We’re very, very sorry to bring this to your attention but a new COVID-19 variant called B.1.1.529 has been detected and scientists are concerned.
So far the variant has only been confirmed in about 50 people, but they’re already across at least three countries – South Africa, Botswana and Hong Kong.
It was first detected in South Africa, and on Friday the UK has banned travellers entering from six countries in the region in response to the growing concerns over the variant’s transmissibility and potential to threaten vaccine programs.
Scientists have said B.1.1.529’s mutations are unusual, which means it could be better at evading the body’s immune response – what vaccines give us.
It is also even more transmissible than the world-dominating Delta, which, as we saw in Melb and Syd, was much, MUCH speedier than the original Alpha variant back in 2019-20.
Scientists believe as many as 90% of new cases in the South African province of Gauteng could be B.1.1.529.
So why is it worse?
The new strain has around 32 different spike mutations – twice as many as Delta. Spike proteins are those lil horns on the virus’s exterior that play a crucial role in penetrating host cells and initiating infection. This is what many of the COVID-19 vaccines target by instructing our immune systems to make our own version of the spike protein, which then prompts antibody production.
But because so many of the proteins are different in this variant compared to the original that the vaccines were based on, scientists are warning vaccines could be slightly less effective against it.
To be clear, they are still the best tool (pretty much the only tool now) we have to defend ourselves against serious illness or death from the virus, so the health advice is still to get vaccinated obviously.
What does this mean for Australia?
Prime Minister Scott Morrison said that while the new variant “is not of concern” for Australia, just yet that could change.
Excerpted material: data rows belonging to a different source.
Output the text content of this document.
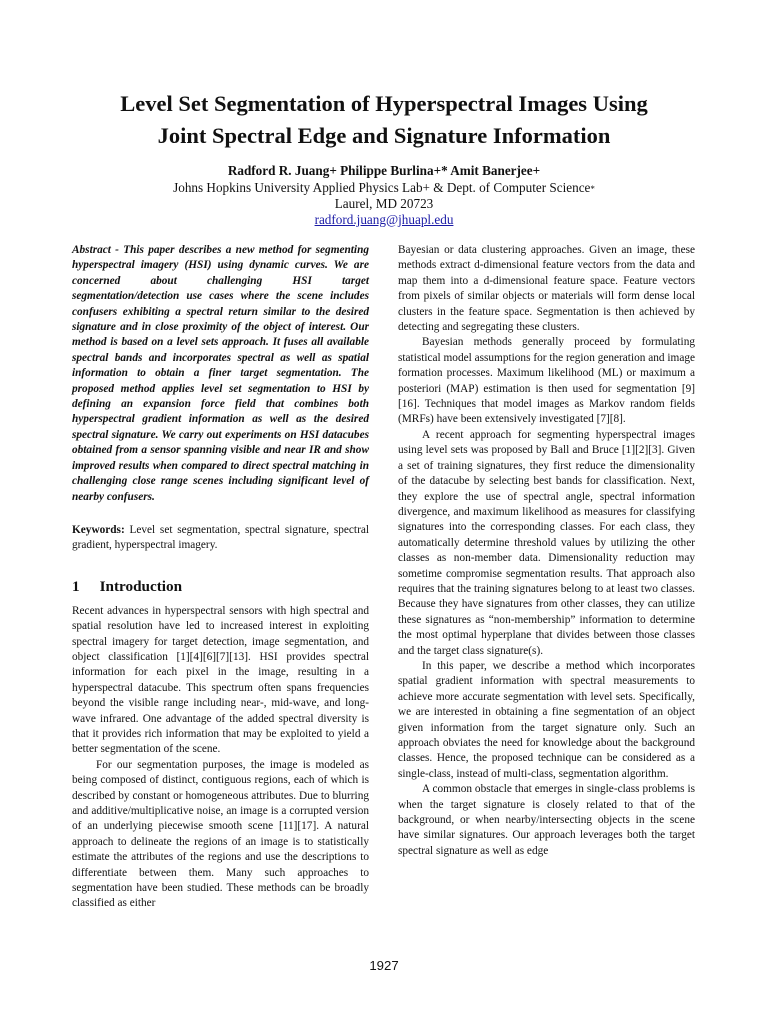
Level Set Segmentation of Hyperspectral Images Using
Joint Spectral Edge and Signature Information
Radford R. Juang+ Philippe Burlina+* Amit Banerjee+
Johns Hopkins University Applied Physics Lab+ & Dept. of Computer Science*
Laurel, MD 20723
radford.juang@jhuapl.edu

Abstract - This paper describes a new method for segmenting hyperspectral imagery (HSI) using dynamic curves. We are concerned about challenging HSI target segmentation/detection use cases where the scene includes confusers exhibiting a spectral return similar to the desired signature and in close proximity of the object of interest. Our method is based on a level sets approach. It fuses all available spectral bands and incorporates spectral as well as spatial information to obtain a finer target segmentation. The proposed method applies level set segmentation to HSI by defining an expansion force field that combines both hyperspectral gradient information as well as the desired spectral signature. We carry out experiments on HSI datacubes obtained from a sensor spanning visible and near IR and show improved results when compared to direct spectral matching in challenging close range scenes including significant level of nearby confusers.

Keywords: Level set segmentation, spectral signature, spectral gradient, hyperspectral imagery.

1 Introduction

Recent advances in hyperspectral sensors with high spectral and spatial resolution have led to increased interest in exploiting spectral imagery for target detection, image segmentation, and object classification [1][4][6][7][13]. HSI provides spectral information for each pixel in the image, resulting in a hyperspectral datacube. This spectrum often spans frequencies beyond the visible range including near-, mid-wave, and long-wave infrared. One advantage of the added spectral diversity is that it provides rich information that may be exploited to yield a better segmentation of the scene.

For our segmentation purposes, the image is modeled as being composed of distinct, contiguous regions, each of which is described by constant or homogeneous attributes. Due to blurring and additive/multiplicative noise, an image is a corrupted version of an underlying piecewise smooth scene [11][17]. A natural approach to delineate the regions of an image is to statistically estimate the attributes of the regions and use the descriptions to differentiate between them. Many such approaches to segmentation have been studied. These methods can be broadly classified as either

Bayesian or data clustering approaches. Given an image, these methods extract d-dimensional feature vectors from the data and map them into a d-dimensional feature space. Feature vectors from pixels of similar objects or materials will form dense local clusters in the feature space. Segmentation is then achieved by detecting and segregating these clusters.

Bayesian methods generally proceed by formulating statistical model assumptions for the region generation and image formation processes. Maximum likelihood (ML) or maximum a posteriori (MAP) estimation is then used for segmentation [9][16]. Techniques that model images as Markov random fields (MRFs) have been extensively investigated [7][8].

A recent approach for segmenting hyperspectral images using level sets was proposed by Ball and Bruce [1][2][3]. Given a set of training signatures, they first reduce the dimensionality of the datacube by selecting best bands for classification. Next, they explore the use of spectral angle, spectral information divergence, and maximum likelihood as measures for classifying signatures into the corresponding classes. For each class, they automatically determine threshold values by utilizing the other classes as non-member data. Dimensionality reduction may sometime compromise segmentation results. That approach also requires that the training signatures belong to at least two classes. Because they have signatures from other classes, they can utilize these signatures as “non-membership” information to determine the most optimal hyperplane that divides between those classes and the target class signature(s).

In this paper, we describe a method which incorporates spatial gradient information with spectral measurements to achieve more accurate segmentation with level sets. Specifically, we are interested in obtaining a fine segmentation of an object given information from the target signature only. Such an approach obviates the need for knowledge about the background classes. Hence, the proposed technique can be considered as a single-class, instead of multi-class, segmentation algorithm.

A common obstacle that emerges in single-class problems is when the target signature is closely related to that of the background, or when nearby/intersecting objects in the scene have similar signatures. Our approach leverages both the target spectral signature as well as edge

1927
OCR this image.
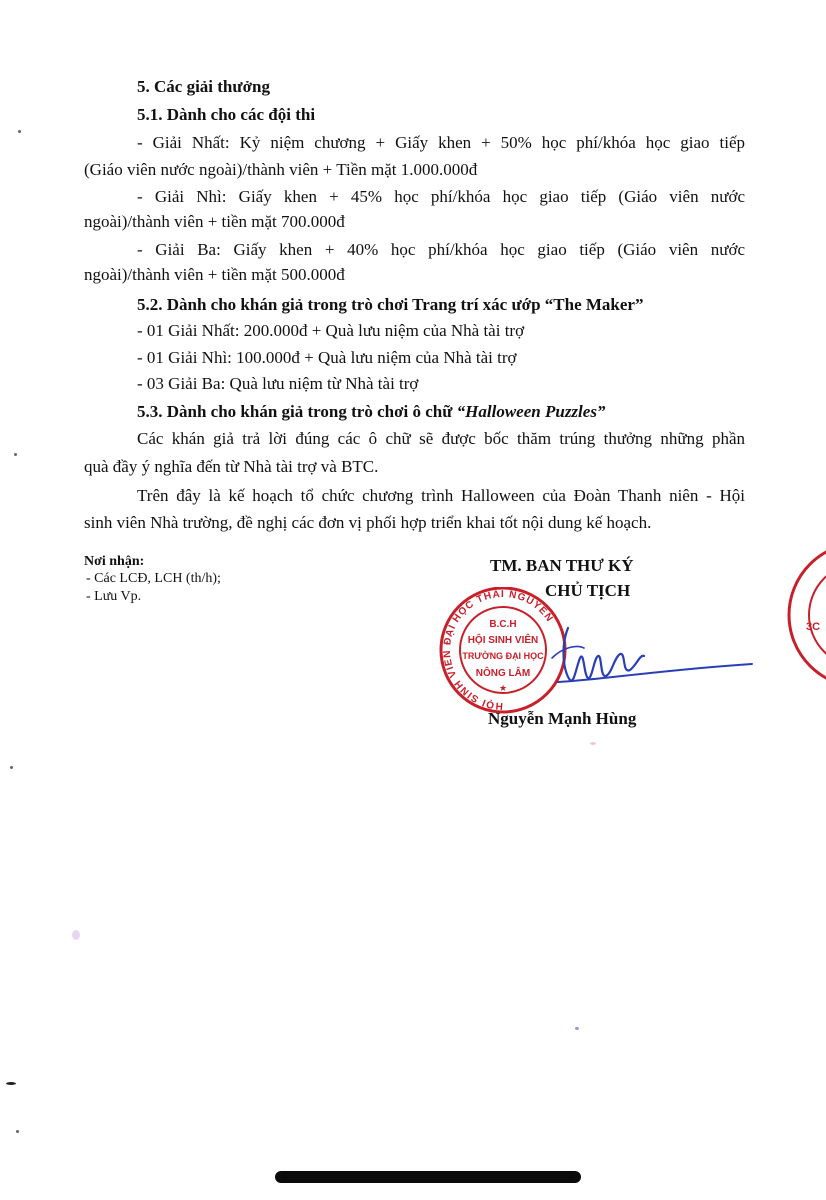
5. Các giải thưởng
5.1. Dành cho các đội thi
- Giải Nhất: Kỷ niệm chương + Giấy khen + 50% học phí/khóa học giao tiếp
(Giáo viên nước ngoài)/thành viên + Tiền mặt 1.000.000đ
- Giải Nhì: Giấy khen + 45% học phí/khóa học giao tiếp (Giáo viên nước
ngoài)/thành viên + tiền mặt 700.000đ
- Giải Ba: Giấy khen + 40% học phí/khóa học giao tiếp (Giáo viên nước
ngoài)/thành viên + tiền mặt 500.000đ
5.2. Dành cho khán giả trong trò chơi Trang trí xác ướp “The Maker”
- 01 Giải Nhất: 200.000đ + Quà lưu niệm của Nhà tài trợ
- 01 Giải Nhì: 100.000đ + Quà lưu niệm của Nhà tài trợ
- 03 Giải Ba: Quà lưu niệm từ Nhà tài trợ
5.3. Dành cho khán giả trong trò chơi ô chữ “Halloween Puzzles”
Các khán giả trả lời đúng các ô chữ sẽ được bốc thăm trúng thưởng những phần
quà đầy ý nghĩa đến từ Nhà tài trợ và BTC.
Trên đây là kế hoạch tổ chức chương trình Halloween của Đoàn Thanh niên - Hội
sinh viên Nhà trường, đề nghị các đơn vị phối hợp triển khai tốt nội dung kế hoạch.
Nơi nhận:
- Các LCĐ, LCH (th/h);
- Lưu Vp.
TM. BAN THƯ KÝ
CHỦ TỊCH
Nguyễn Mạnh Hùng
HỘI SINH VIÊN ĐẠI HỌC THÁI NGUYÊN
B.C.H
HỘI SINH VIÊN
TRƯỜNG ĐẠI HỌC
NÔNG LÂM
★
3C
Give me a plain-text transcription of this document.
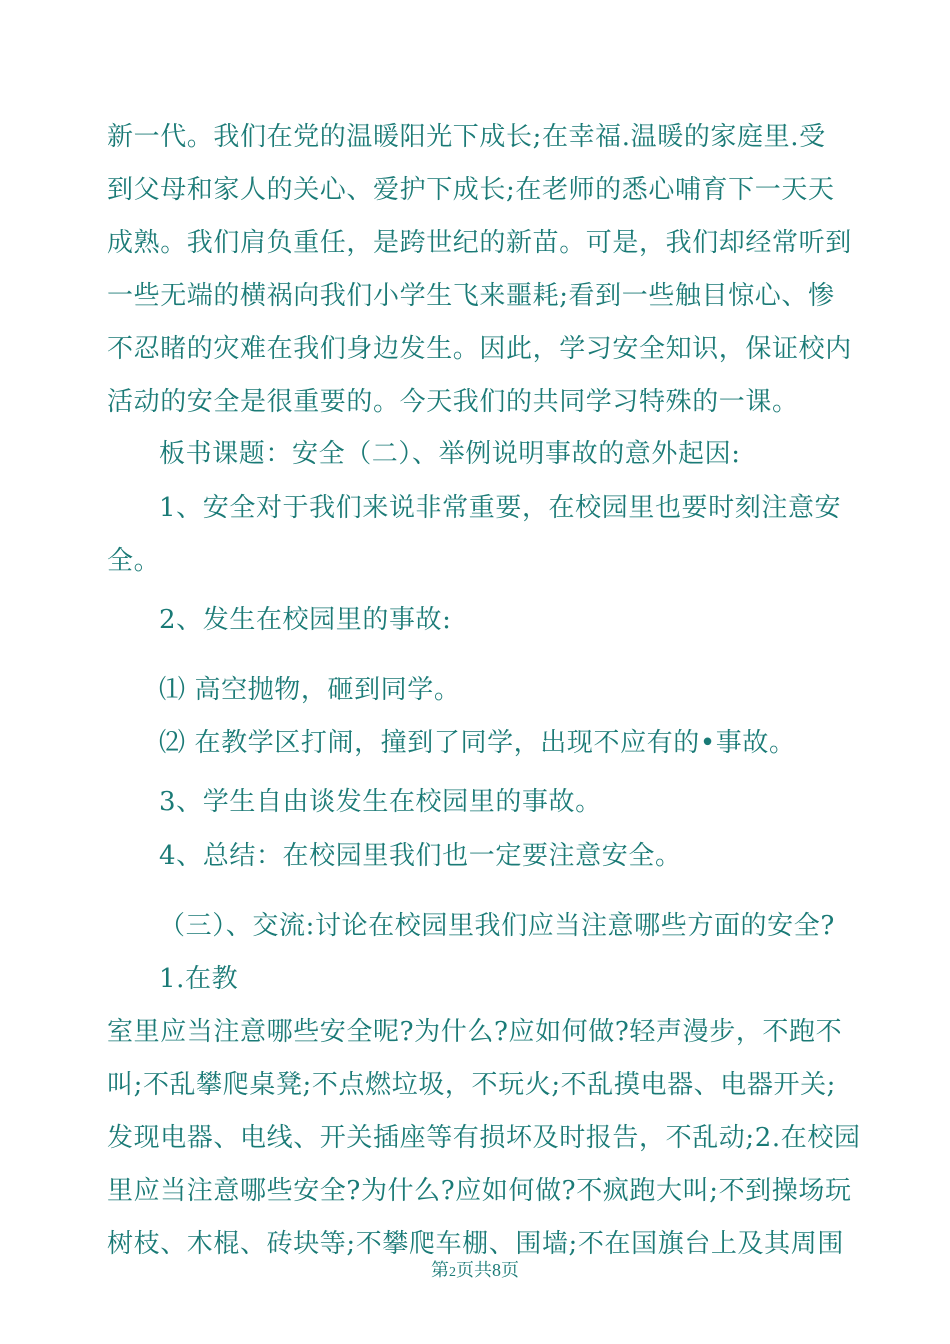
新一代。我们在党的温暖阳光下成长;在幸福.温暖的家庭里.受
到父母和家人的关心、爱护下成长;在老师的悉心哺育下一天天
成熟。我们肩负重任，是跨世纪的新苗。可是，我们却经常听到
一些无端的横祸向我们小学生飞来噩耗;看到一些触目惊心、惨
不忍睹的灾难在我们身边发生。因此，学习安全知识，保证校内
活动的安全是很重要的。今天我们的共同学习特殊的一课。
板书课题：安全（二）、举例说明事故的意外起因:
1、安全对于我们来说非常重要，在校园里也要时刻注意安
全。
2、发生在校园里的事故:
⑴ 高空抛物，砸到同学。
⑵ 在教学区打闹，撞到了同学，出现不应有的•事故。
3、学生自由谈发生在校园里的事故。
4、总结：在校园里我们也一定要注意安全。
（三）、交流:讨论在校园里我们应当注意哪些方面的安全?
1.在教
室里应当注意哪些安全呢?为什么?应如何做?轻声漫步，不跑不
叫;不乱攀爬桌凳;不点燃垃圾，不玩火;不乱摸电器、电器开关;
发现电器、电线、开关插座等有损坏及时报告，不乱动;2.在校园
里应当注意哪些安全?为什么?应如何做?不疯跑大叫;不到操场玩
树枝、木棍、砖块等;不攀爬车棚、围墙;不在国旗台上及其周围
第2页共8页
The variant has also not been given the title “variant of concern” in the UK, but a senior UK Health Security Agency expert said, “This is the worst variant we have seen so far.”
Scientists are working to understand B.1.1.529’s impact on vaccination resistance and within around two to eight weeks will be able to confirm its current rate of spread. We’ll know more then.
But as Australia opens to the world, and as immunity gradually wanes before people get their booster shots, concerns are mounting over a potential fourth wave in Australia.
While Australia’s high vaccination rate is a strong defence, immunocompromised people and children who are yet to be eligible for vaccines are still at risk.
But with impoverished countries the victims of vaccine inequity — South Africa is not expected to reach Australia’s current vaccine rate until September 2023 — the windows are open for more mutations in future.